Worüber haben Sie sich so geärgert, dass Sie mit der Kolumne angefangen haben?

In Grossbritannien gab es eine mächtige Kampagne gegen die kombinierte Mumps-Masern-Röteln-Impfung, die viele ethische Grenzen überschritten hat. Ein Arzt hatte in einer völlig unzureichenden Studie eine Verbindung zwischen der Impfung und Autismus hergestellt. (Anm. der Red.: Die Studie wurde diese Woche von der Zeitschrift «The Lancet» zurückgezogen.) Daraufhin machten die Medien neun Jahre Panik, obwohl es Untersuchungen mit Tausenden Probanden gab, die den Verdacht widerlegten. Und dann gibt es noch den täglichen Mist: Viren, die als Bakterien bezeichnet werden, Ahnungslosigkeit über klinische Studien, erfundene Statistiken – ich wurde dazu geprügelt, die Kolumne zu schreiben.

Was ist Ihr Ziel?

Ich muss zugeben: Es macht mir zunächst Spass, zu zeigen, dass Leute, die sich wahnsinnig gross als Experten aufspielen, Idioten sind. Aber ich versuche auch, meinen Lesern etwas wissenschaftliches Denken für den Alltag mitzugeben. Ich nehme Behauptungen, die jemand im Fernsehen, in der Zeitung oder in der Werbung gemacht hat, und untersuche, was dran ist. In diesem Prozess zeige ich der Öffentlichkeit, wie Wissenschaft funktioniert. Das Herz der Wissenschaft ist nämlich, zu kritisieren.
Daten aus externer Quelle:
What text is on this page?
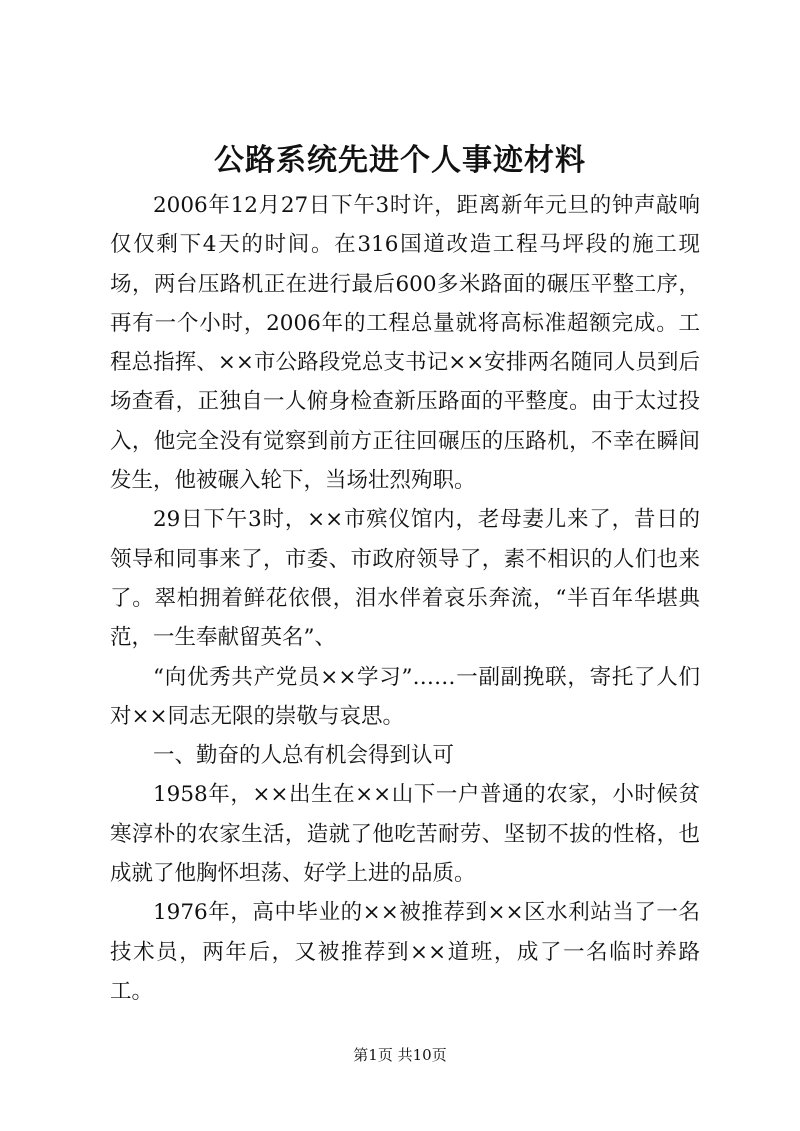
公路系统先进个人事迹材料

2006年12月27日下午3时许，距离新年元旦的钟声敲响仅仅剩下4天的时间。在316国道改造工程马坪段的施工现场，两台压路机正在进行最后600多米路面的碾压平整工序，再有一个小时，2006年的工程总量就将高标准超额完成。工程总指挥、××市公路段党总支书记××安排两名随同人员到后场查看，正独自一人俯身检查新压路面的平整度。由于太过投入，他完全没有觉察到前方正往回碾压的压路机，不幸在瞬间发生，他被碾入轮下，当场壮烈殉职。

29日下午3时，××市殡仪馆内，老母妻儿来了，昔日的领导和同事来了，市委、市政府领导了，素不相识的人们也来了。翠柏拥着鲜花依偎，泪水伴着哀乐奔流，“半百年华堪典范，一生奉献留英名”、

“向优秀共产党员××学习”……一副副挽联，寄托了人们对××同志无限的崇敬与哀思。

一、勤奋的人总有机会得到认可

1958年，××出生在××山下一户普通的农家，小时候贫寒淳朴的农家生活，造就了他吃苦耐劳、坚韧不拔的性格，也成就了他胸怀坦荡、好学上进的品质。

1976年，高中毕业的××被推荐到××区水利站当了一名技术员，两年后，又被推荐到××道班，成了一名临时养路工。

第1页 共10页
Sie beschäftigen sich mit der Nahrungsergänzungsmittel-Industrie. In einem Beipackzettel eines Vitaminpräparats lese ich: «Der Zusammenhang von freien Radikalen und der Entstehung unterschiedlicher gesundheitlicher Störungen ist inzwischen unbestritten.

Das beruht auf einer längst veralteten Theorie. Freie Radikale sind sehr reaktive Moleküle, die zum Beispiel unsere Erbsubstanz schädigen können. Antioxidantien wie etwa die Vitamine C, E und A können freie Radikale im Reagenzglas binden und unschädlich machen. Vor zwanzig Jahren dachte man: Prima, dann wird es also gegen Krebs und Alterserscheinungen helfen, wenn man Antioxidantien schluckt. Heute wissen wir: So einfach ist es leider nicht. Antioxidantien können sogar das Krebsrisiko erhöhen.

Den Verbrauchern werden Pillen verkauft, die vorbeugend gegen Krebs sein sollen – und die in Wirklichkeit schädlich sind?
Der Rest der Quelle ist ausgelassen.